How Is "The Offspring" Connected To The Engineers?
Since the "The Offspring" bears striking similarities to the planet-seeding Engineers first appearing in director Ridley Scott's "Prometheus," we can speculate that there's some greater component of the overarching "Alien" mythology to be explored further in subsequent films. One query that comes to mind is who created the Engineers and their mutagenic life-altering "black goo" in the first place?

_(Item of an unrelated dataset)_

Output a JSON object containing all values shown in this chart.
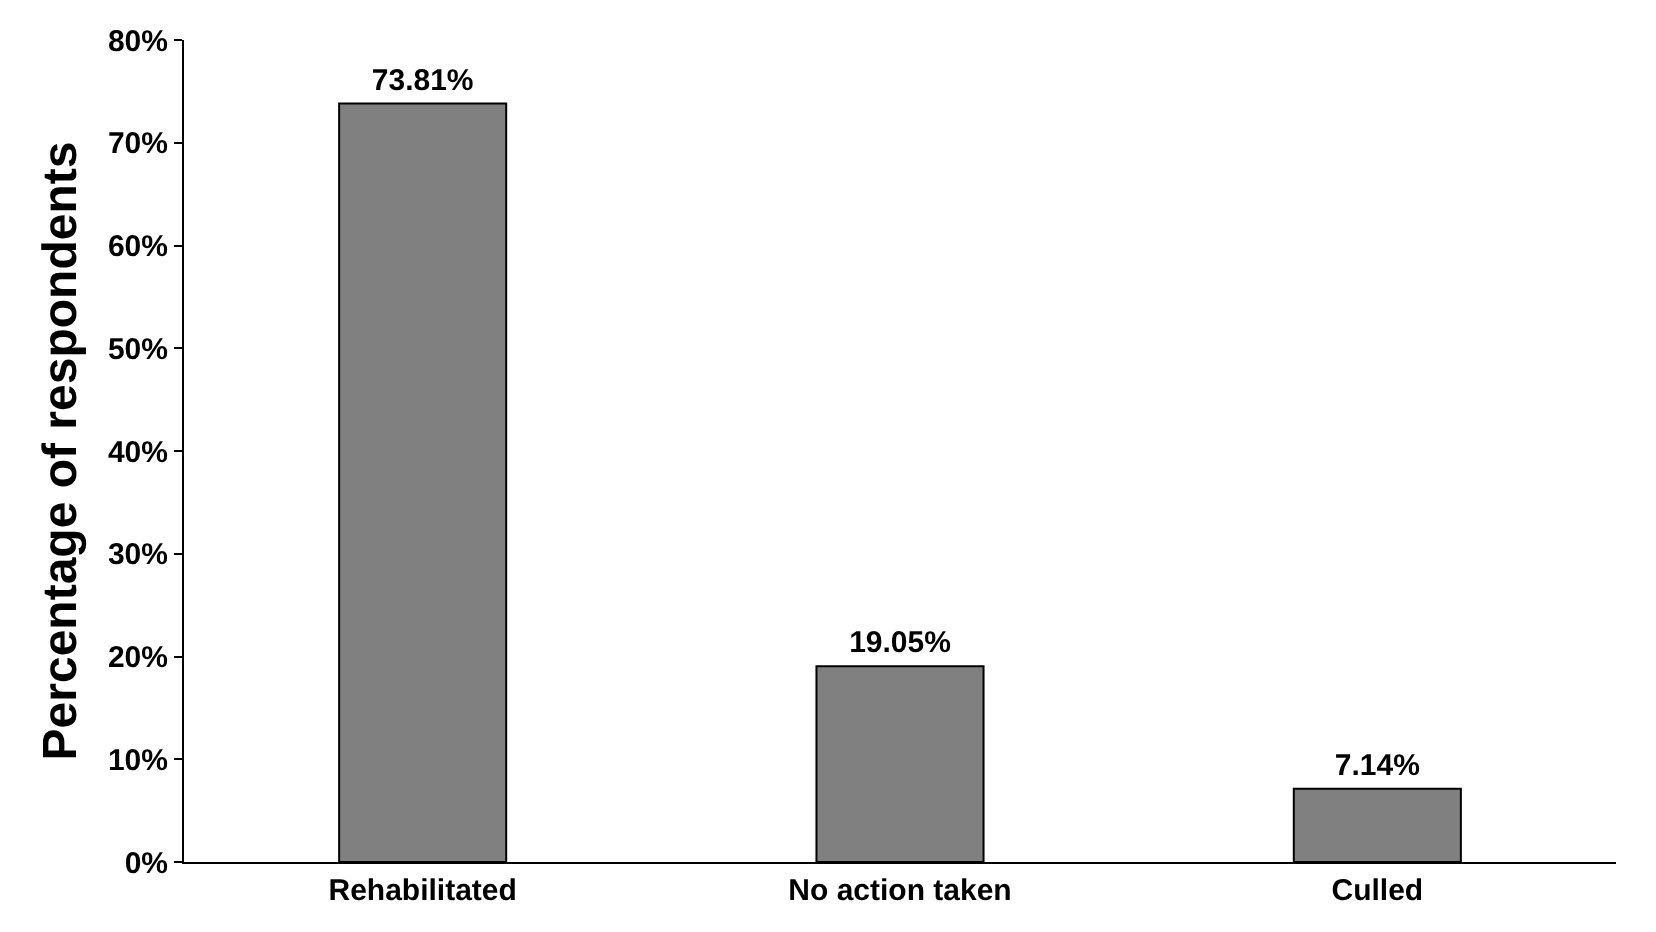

"I was hoping that people picked up the whole Engineer part of it," director Fede Alvarez explained to Variety. "The black goo is the root of the whole thing that was introduced in 'Prometheus.' It's the root of all life, but also particularly the xenomorphs come out of that thing, which means it has to be inside them. It's the xenomorphs' semen, almost. So we thought, if it affects your DNA, and the Engineers clearly came out of the same root of life, it made complete sense to me that [the offspring of a human and a xenomorph] was going to look like that. It's probably a new species, because that mix never happened before."